In Nature Communications, Wagner describes the use of a combination of instruments to enable the Very Large Telescope (VLT) to observe the Alpha Centauri system at wavelengths of 10-20 µm, reducing the radiation from both Earth and the twin stars. blocked.

Alpha Centauri A and B are about 11 times as far apart as the Earth and the Sun. A candidate planet has been found in the habitable zone of Alpha Centauri A. Image Credit: NASA / ESA / Hubble

“We move one star up and one star from the coronagraph every tenth of a second,” Wagner said. “That allows us to observe each star half the time, and, most importantly, it also allows us to subtract one frame from the next, eliminating everything that’s essentially just noise from the next. camera and telescope will be removed. “

Wagner and co-authors captured more than 5 million images in nearly 100 hours, stacking them on top of each other and removing unwanted contributions in a way that he compares to noise canceling headphones.

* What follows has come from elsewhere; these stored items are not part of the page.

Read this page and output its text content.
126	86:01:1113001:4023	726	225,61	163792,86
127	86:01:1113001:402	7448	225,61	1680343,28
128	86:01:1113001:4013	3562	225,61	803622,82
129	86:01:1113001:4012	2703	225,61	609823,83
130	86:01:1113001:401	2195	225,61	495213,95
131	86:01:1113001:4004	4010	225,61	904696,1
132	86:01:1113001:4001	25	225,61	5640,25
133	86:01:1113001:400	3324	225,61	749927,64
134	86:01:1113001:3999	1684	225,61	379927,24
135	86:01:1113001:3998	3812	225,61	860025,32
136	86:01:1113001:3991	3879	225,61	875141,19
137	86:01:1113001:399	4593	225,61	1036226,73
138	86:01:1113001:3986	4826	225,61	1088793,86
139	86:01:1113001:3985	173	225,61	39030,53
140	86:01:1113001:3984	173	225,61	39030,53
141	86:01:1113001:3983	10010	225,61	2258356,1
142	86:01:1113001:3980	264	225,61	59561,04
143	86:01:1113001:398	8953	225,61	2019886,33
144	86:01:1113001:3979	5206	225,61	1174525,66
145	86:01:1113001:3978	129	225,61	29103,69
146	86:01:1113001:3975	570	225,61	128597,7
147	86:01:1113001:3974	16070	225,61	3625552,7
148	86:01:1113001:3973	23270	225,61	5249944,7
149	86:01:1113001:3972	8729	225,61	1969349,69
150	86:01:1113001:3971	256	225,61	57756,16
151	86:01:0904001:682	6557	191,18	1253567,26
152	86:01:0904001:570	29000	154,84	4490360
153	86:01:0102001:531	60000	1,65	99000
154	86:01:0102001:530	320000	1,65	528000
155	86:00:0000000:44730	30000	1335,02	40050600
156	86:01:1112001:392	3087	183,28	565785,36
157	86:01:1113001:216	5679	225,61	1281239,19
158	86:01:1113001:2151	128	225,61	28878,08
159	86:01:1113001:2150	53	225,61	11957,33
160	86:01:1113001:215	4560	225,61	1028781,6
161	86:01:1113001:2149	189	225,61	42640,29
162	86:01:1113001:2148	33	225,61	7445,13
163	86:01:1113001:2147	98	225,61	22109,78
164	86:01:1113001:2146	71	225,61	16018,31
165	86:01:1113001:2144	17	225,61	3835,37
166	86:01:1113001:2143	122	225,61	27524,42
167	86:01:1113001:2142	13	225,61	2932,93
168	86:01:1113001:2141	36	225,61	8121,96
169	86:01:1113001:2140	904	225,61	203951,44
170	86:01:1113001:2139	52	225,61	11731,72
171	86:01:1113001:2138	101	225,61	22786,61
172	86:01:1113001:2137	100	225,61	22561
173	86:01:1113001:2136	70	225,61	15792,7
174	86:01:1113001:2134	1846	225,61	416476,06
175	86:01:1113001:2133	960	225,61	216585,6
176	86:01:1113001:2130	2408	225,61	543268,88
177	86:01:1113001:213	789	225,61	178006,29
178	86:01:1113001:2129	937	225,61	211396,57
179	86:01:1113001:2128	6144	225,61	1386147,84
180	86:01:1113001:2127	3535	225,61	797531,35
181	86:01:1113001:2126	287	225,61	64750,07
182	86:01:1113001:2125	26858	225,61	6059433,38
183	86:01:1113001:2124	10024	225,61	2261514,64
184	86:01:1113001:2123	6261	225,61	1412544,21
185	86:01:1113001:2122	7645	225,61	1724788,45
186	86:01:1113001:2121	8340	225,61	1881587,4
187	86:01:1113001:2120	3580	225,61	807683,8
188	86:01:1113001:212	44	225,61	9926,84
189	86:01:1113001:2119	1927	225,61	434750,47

In the process, Wagner found a light source he named C1 that appears to be in the habitable zone of Alpha Centauri A. There is still more to do to rule out instrumental errors or dust clouds, but C1 could also be the real deal.

“There is a point source similar to what we would expect a planet to look like that we cannot explain with any of the systematic error corrections,” Wagner said.

The team hopes to verify the existence of C1, both with follow-up observations on the VLT and through alternative methods of planetary hunting, and to apply the same method to other stars. Still, the approach has its limitations. In addition to taking a huge amount of time on one of the world’s most expensive telescopes, targets are limited to nearby stars. In addition, Wagner’s technique could not find a planet the size of Earth until now. The smallest object, it would be about 3-5 times the radius of Earth, almost certainly making it a Neptune-style gas planet than a super Earth.